Me ocurre a veces cuando paso unos cuantos días fuera de casa: me doy cuenta del valor de lo cotidiano.
El ruido de la lavadora mientras cocino; regar mis pobres plantas; buscar de nuevo desde mi sofá entre los canales de la tele con la conocida sensación de hastío; pasear por mi calle, la de siempre; leer al sol en la butaca que ya tiene mi forma; la cerveza con mis amigos en la que la charla deriva hacia lo de siempre, con el mismo tono burlón en el que una se sabe a salvo…
Y así, entre lo cotidiano, siento que es esto lo que me configura, lo que me hace ser quien soy.
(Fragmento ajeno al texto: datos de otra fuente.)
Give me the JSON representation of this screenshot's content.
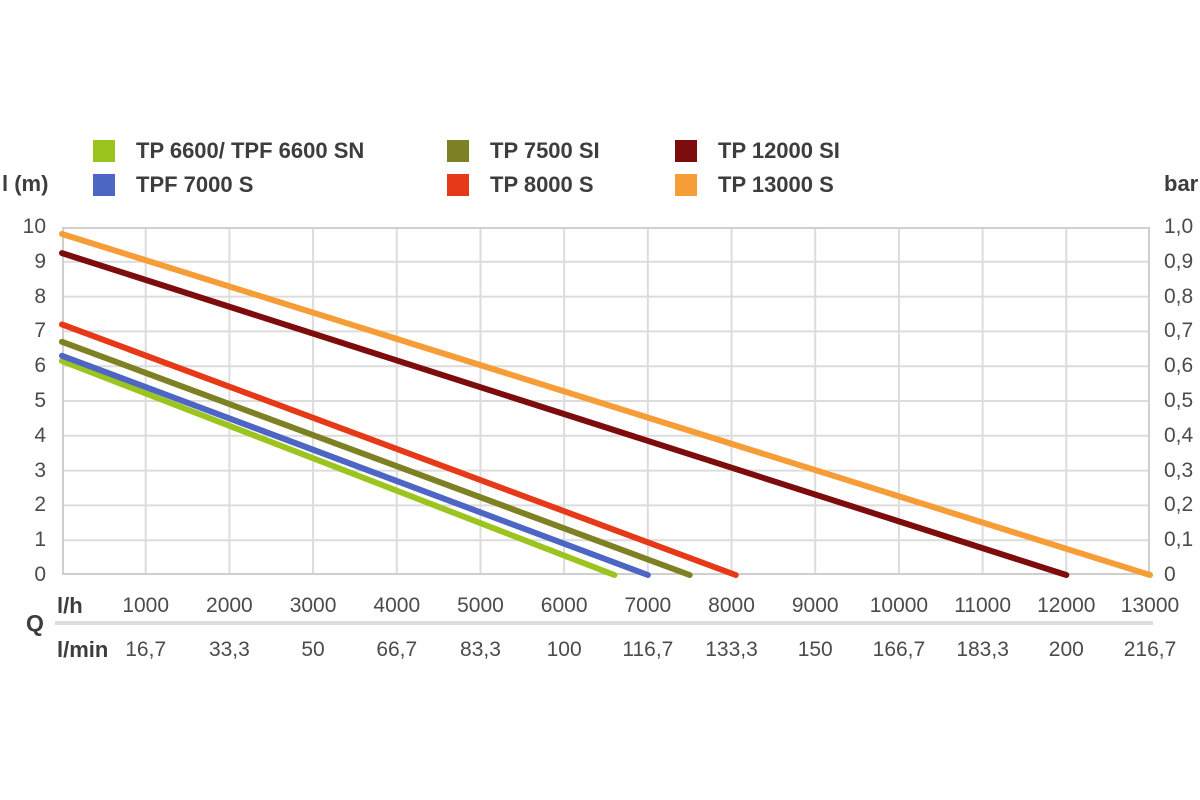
{
  "axis_labels": {
    "left": "l (m)",
    "right": "bar",
    "flow": "Q",
    "flow_unit_hour": "l/h",
    "flow_unit_min": "l/min"
  },
  "axis_ticks": {
    "head_m": [
      "10",
      "9",
      "8",
      "7",
      "6",
      "5",
      "4",
      "3",
      "2",
      "1",
      "0"
    ],
    "pressure_bar": [
      "1,0",
      "0,9",
      "0,8",
      "0,7",
      "0,6",
      "0,5",
      "0,4",
      "0,3",
      "0,2",
      "0,1",
      "0"
    ],
    "flow_lh": [
      "1000",
      "2000",
      "3000",
      "4000",
      "5000",
      "6000",
      "7000",
      "8000",
      "9000",
      "10000",
      "11000",
      "12000",
      "13000"
    ],
    "flow_lmin": [
      "16,7",
      "33,3",
      "50",
      "66,7",
      "83,3",
      "100",
      "116,7",
      "133,3",
      "150",
      "166,7",
      "183,3",
      "200",
      "216,7"
    ]
  },
  "chart_data": {
    "type": "line",
    "title": "",
    "xlabel": "Q",
    "x_units": [
      "l/h",
      "l/min"
    ],
    "ylabel_left": "l (m)",
    "ylabel_right": "bar",
    "xlim": [
      0,
      13000
    ],
    "ylim_m": [
      0,
      10
    ],
    "ylim_bar": [
      0,
      1.0
    ],
    "grid": true,
    "legend_position": "top",
    "series": [
      {
        "name": "TP 6600/ TPF 6600 SN",
        "color": "#9cc41e",
        "points": [
          [
            0,
            6.15
          ],
          [
            6600,
            0
          ]
        ]
      },
      {
        "name": "TPF 7000 S",
        "color": "#4d66c4",
        "points": [
          [
            0,
            6.3
          ],
          [
            7000,
            0
          ]
        ]
      },
      {
        "name": "TP 7500 SI",
        "color": "#7d8023",
        "points": [
          [
            0,
            6.7
          ],
          [
            7500,
            0
          ]
        ]
      },
      {
        "name": "TP 8000 S",
        "color": "#e63917",
        "points": [
          [
            0,
            7.2
          ],
          [
            8050,
            0
          ]
        ]
      },
      {
        "name": "TP 12000 SI",
        "color": "#7d0c0c",
        "points": [
          [
            0,
            9.25
          ],
          [
            12000,
            0
          ]
        ]
      },
      {
        "name": "TP 13000 S",
        "color": "#f69d38",
        "points": [
          [
            0,
            9.8
          ],
          [
            13000,
            0
          ]
        ]
      }
    ]
  },
  "colors": {
    "grid": "#dcdcdc",
    "plot_border": "#cfcfcf",
    "tick_text": "#4b4b4b",
    "label_text": "#3d3d3d",
    "separator": "#dcdcdc"
  }
}
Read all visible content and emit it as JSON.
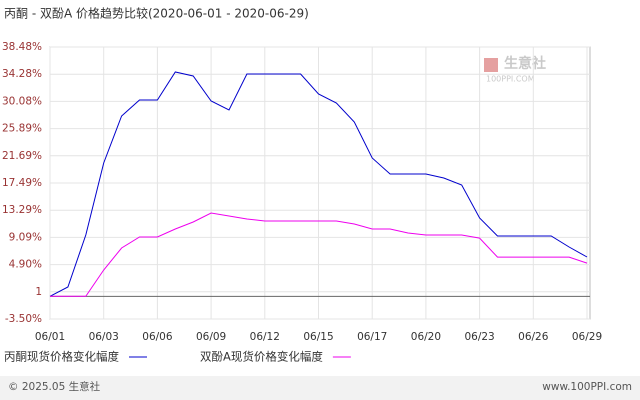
{
  "chart_data": {
    "type": "line",
    "title": "丙酮 - 双酚A 价格趋势比较(2020-06-01 - 2020-06-29)",
    "categories": [
      "06/01",
      null,
      null,
      "06/03",
      null,
      null,
      "06/06",
      null,
      null,
      "06/09",
      null,
      null,
      "06/12",
      null,
      null,
      "06/15",
      null,
      null,
      "06/17",
      null,
      null,
      "06/20",
      null,
      null,
      "06/23",
      null,
      null,
      "06/26",
      null,
      null,
      "06/29"
    ],
    "series": [
      {
        "name": "丙酮现货价格变化幅度",
        "color": "#0000cc",
        "values": [
          0,
          1.44,
          9.46,
          20.58,
          27.83,
          30.3,
          30.3,
          34.62,
          34.0,
          30.15,
          28.76,
          34.31,
          34.31,
          34.31,
          34.31,
          31.23,
          29.84,
          26.91,
          21.35,
          18.88,
          18.88,
          18.88,
          18.26,
          17.18,
          12.09,
          9.31,
          9.31,
          9.31,
          9.31,
          7.61,
          6.07
        ]
      },
      {
        "name": "双酚A现货价格变化幅度",
        "color": "#ee00ee",
        "values": [
          0,
          0,
          0,
          4.06,
          7.46,
          9.16,
          9.16,
          10.39,
          11.47,
          12.86,
          12.4,
          11.93,
          11.63,
          11.63,
          11.63,
          11.63,
          11.63,
          11.16,
          10.39,
          10.39,
          9.77,
          9.46,
          9.46,
          9.46,
          8.99,
          6.05,
          6.05,
          6.05,
          6.05,
          6.05,
          5.13
        ]
      }
    ],
    "ylim": [
      -3.5,
      38.48
    ],
    "yticks": [
      {
        "value": 38.48,
        "label": "38.48%"
      },
      {
        "value": 34.28,
        "label": "34.28%"
      },
      {
        "value": 30.08,
        "label": "30.08%"
      },
      {
        "value": 25.89,
        "label": "25.89%"
      },
      {
        "value": 21.69,
        "label": "21.69%"
      },
      {
        "value": 17.49,
        "label": "17.49%"
      },
      {
        "value": 13.29,
        "label": "13.29%"
      },
      {
        "value": 9.09,
        "label": "9.09%"
      },
      {
        "value": 4.9,
        "label": "4.90%"
      },
      {
        "value": 0.7,
        "label": "1"
      },
      {
        "value": -3.5,
        "label": "-3.50%"
      }
    ],
    "grid": true
  },
  "watermark": {
    "brand": "生意社",
    "site": "100PPI.COM"
  },
  "footer": {
    "left": "© 2025.05 生意社",
    "right": "www.100PPI.com"
  }
}
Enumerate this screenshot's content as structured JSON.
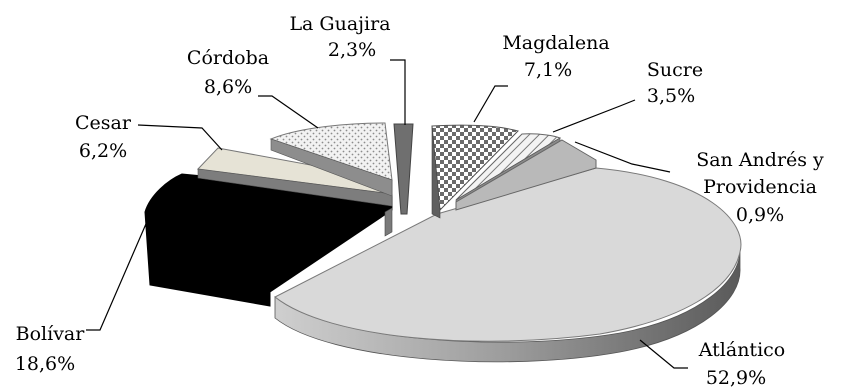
{
  "chart_data": {
    "type": "pie",
    "style": "3d-exploded",
    "grid": false,
    "legend": "none",
    "slices": [
      {
        "name": "Atlántico",
        "value": 52.9,
        "label": "52,9%",
        "pattern": "solid-light-gray"
      },
      {
        "name": "Bolívar",
        "value": 18.6,
        "label": "18,6%",
        "pattern": "solid-black"
      },
      {
        "name": "Cesar",
        "value": 6.2,
        "label": "6,2%",
        "pattern": "beige"
      },
      {
        "name": "Córdoba",
        "value": 8.6,
        "label": "8,6%",
        "pattern": "dotted"
      },
      {
        "name": "La Guajira",
        "value": 2.3,
        "label": "2,3%",
        "pattern": "dark-gray"
      },
      {
        "name": "Magdalena",
        "value": 7.1,
        "label": "7,1%",
        "pattern": "checkered"
      },
      {
        "name": "Sucre",
        "value": 3.5,
        "label": "3,5%",
        "pattern": "diagonal"
      },
      {
        "name": "San Andrés y Providencia",
        "value": 0.9,
        "label": "0,9%",
        "pattern": "mid-gray"
      }
    ]
  },
  "labels": {
    "atlantico": {
      "name": "Atlántico",
      "pct": "52,9%"
    },
    "bolivar": {
      "name": "Bolívar",
      "pct": "18,6%"
    },
    "cesar": {
      "name": "Cesar",
      "pct": "6,2%"
    },
    "cordoba": {
      "name": "Córdoba",
      "pct": "8,6%"
    },
    "guajira": {
      "name": "La Guajira",
      "pct": "2,3%"
    },
    "magdalena": {
      "name": "Magdalena",
      "pct": "7,1%"
    },
    "sucre": {
      "name": "Sucre",
      "pct": "3,5%"
    },
    "sanandres": {
      "name1": "San Andrés y",
      "name2": "Providencia",
      "pct": "0,9%"
    }
  },
  "colors": {
    "atlantico_top": "#d9d9d9",
    "atlantico_side": "#8a8a8a",
    "bolivar": "#000000",
    "cesar_top": "#e6e3d6",
    "cesar_side": "#7d7d7d",
    "cordoba_top": "#efefef",
    "guajira": "#6f6f6f",
    "magdalena": "#9a9a9a",
    "sucre_top": "#e8e8e8",
    "sanandres": "#b9b9b9"
  }
}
Esas pequeñas elecciones del día a día, que te van dando forma apenas sin darte cuenta. Esas cosas, esos sitios, esas gentes que vuelves a ver con brillo renovado, sabiéndolas tuyas, consciente de que las elegiste y vuelves a elegirlas con tino. Contestando, sin advertirlo, a preguntas fundamentales: ¿dónde? ¿cómo? ¿con quién?…
Cayendo en la cuenta de que en lo ordinario está lo importante y estás tú misma.
Ya sabes, vete para volver a lo de siempre y verlo nuevo.